El abogado de la acusación particular protagonizó varios momentos llamativos, incluso alguno hilarante, durante sus interrogatorios. Al repetir preguntas que ya había realizado el fiscal, José Llor, y ser reprendido por ello por la magistrada presidenta del tribunal, replicó que "perdón, pero yo no lo he oído". En otra fase de la declaración, ante su reiterado uso de la coletilla "correcto" tras la respuesta del testigo para enlazar con su siguiente pregunta, la juez le tuvo que recordar que la Ley de Enjuciamiento Criminal prohíbe expresar aprobación o desaprobación ante las respuestas. Pero siguió usando la muletilla, ya sin más reconvenciones. También llamó la atención su réplica ante una vaguedad de un testigo (que convenía a su línea de interrogatorio): "como ha dicho su señoría, los testigos no comparecen para imaginar".

Francisco Ruiz Marco, abogado de la acusación, ante un grupo de periodistas. Foto: RAFA MOLINA

Al margen de los curiosos interrogatorios de las acusaciones ("¿sentía animadversión por la víctima? ¿sabe disparar?"), los miembros del jurado realizaron también algunas preguntas (que leyó la juez). Una en concreto, fundamental, que quedó sin respuesta: "¿Recuerda si Miguel López llevaba la misma ropa cuando volvió a Novocar después de irse a casa y llamarlo para avisarle de lo que había sucedido?". Uno no se fijó, el otro no se acordaba. En comparación con la dilatada jornada del día anterior, la sesión había finalizado a las 13.30 horas.

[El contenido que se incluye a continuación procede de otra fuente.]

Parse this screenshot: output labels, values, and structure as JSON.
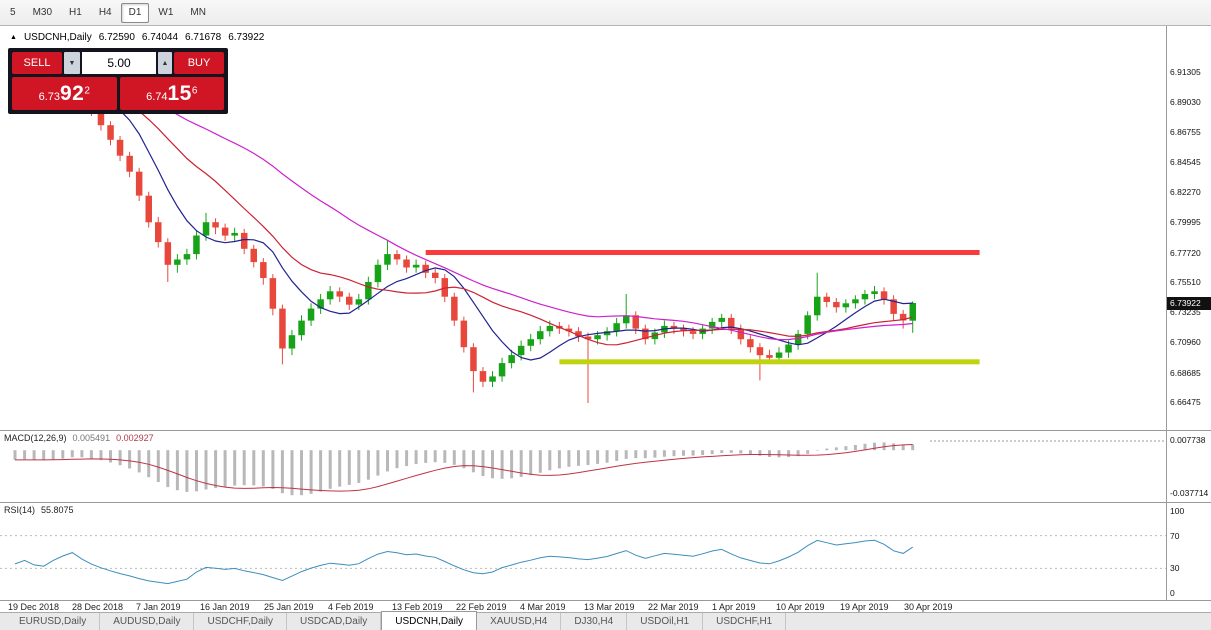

Este miércoles se reanudarán las testificales con la comparecencia de otros tres empleados de Novocar y, a continuación, otro de los momentos estelares de la vista: la declaración de Vicente Sala Martínez, único hijo de la víctima que cree en la culpabilidad de su cuñado, para el que pide (como el fiscal) 24 años de cárcel por asesinato y tenencia ilícita de armas.